Perhaps someone else with a deeper understanding of reference frames can chime in with better information for you.

4 Likes

Scott here, researcher at TBP. Nice writeup, and I think you’ve got the right idea.

  • Reference frames, as implemented in Monty right now, are classical 3D euclidean spaces, but this doesn’t have to be true in general. Reference frames could be 2D, and in principle, they could be just about any navigable space, like a tree or graph with nodes that can be navigated to through movement. But R^n, and 3D in particular, is the most well-understood and fleshed-out system we work with right now.

  • Origins in these reference frames are somewhat arbitrary, but it is important for voting that an object’s reference frame for column A has the same origin and orientation as the object’s reference frame in column B. This is basically guaranteed by having both object models learned at the same time.

  • We have discussed whether there might be shortcuts for neighboring columns in places like V1 where RF-offsets should be consistent and would shake out automatically from retinotopic organization. However, we work mostly in the “hard” regime where we can’t rely on this fact.

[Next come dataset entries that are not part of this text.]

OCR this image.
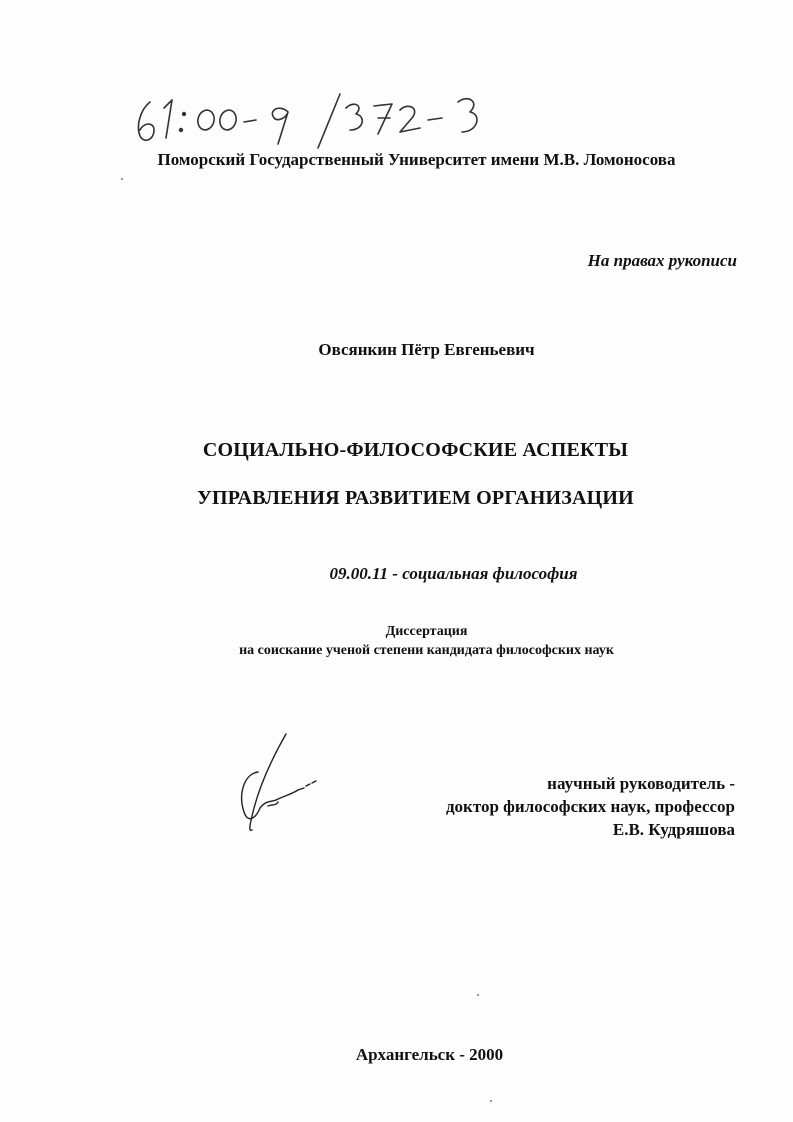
Поморский Государственный Университет имени М.В. Ломоносова
На правах рукописи
Овсянкин Пётр Евгеньевич
СОЦИАЛЬНО-ФИЛОСОФСКИЕ АСПЕКТЫ
УПРАВЛЕНИЯ РАЗВИТИЕМ ОРГАНИЗАЦИИ
09.00.11 - социальная философия
Диссертация
на соискание ученой степени кандидата философских наук
научный руководитель -
доктор философских наук, профессор
Е.В. Кудряшова
Архангельск - 2000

For example, two fingertips on different hands will need a full transformation that map between sensors that move independently and have no fixed displacement between them.

While I’m personally pretty interested in what kinds of shortcuts or simplifications we might get from neighboring columns in a retinotopic/tonotoptic/etc. array, it’s more of a special case we haven’t really delved into much. Since we do have to solve the issue of voting between different modalities and sensors with non-fixed displacements, I’d say common reference frames are a strong hypothesis.

Note also that we’ve been discussing voting in our latest research meetings, and those will be uploaded shortly. There are also some new docs regarding voting and reference frames which will also be merged and available soon.

Cheers,

Scott

5 Likes

Hi @mthiboust Just a quick update that the documentation on reference frame transformations in Monty is now live :slight_smile: here is the link Reference Frame Transformations

I tried to add a couple of examples as well as references to where these transforms happen in the code. I hope this helps!

5 Likes

Thanks @sknudstrup and @vclay. I’m impressed by the quality of your documentation, I’ll take a closer look at it.

4 Likes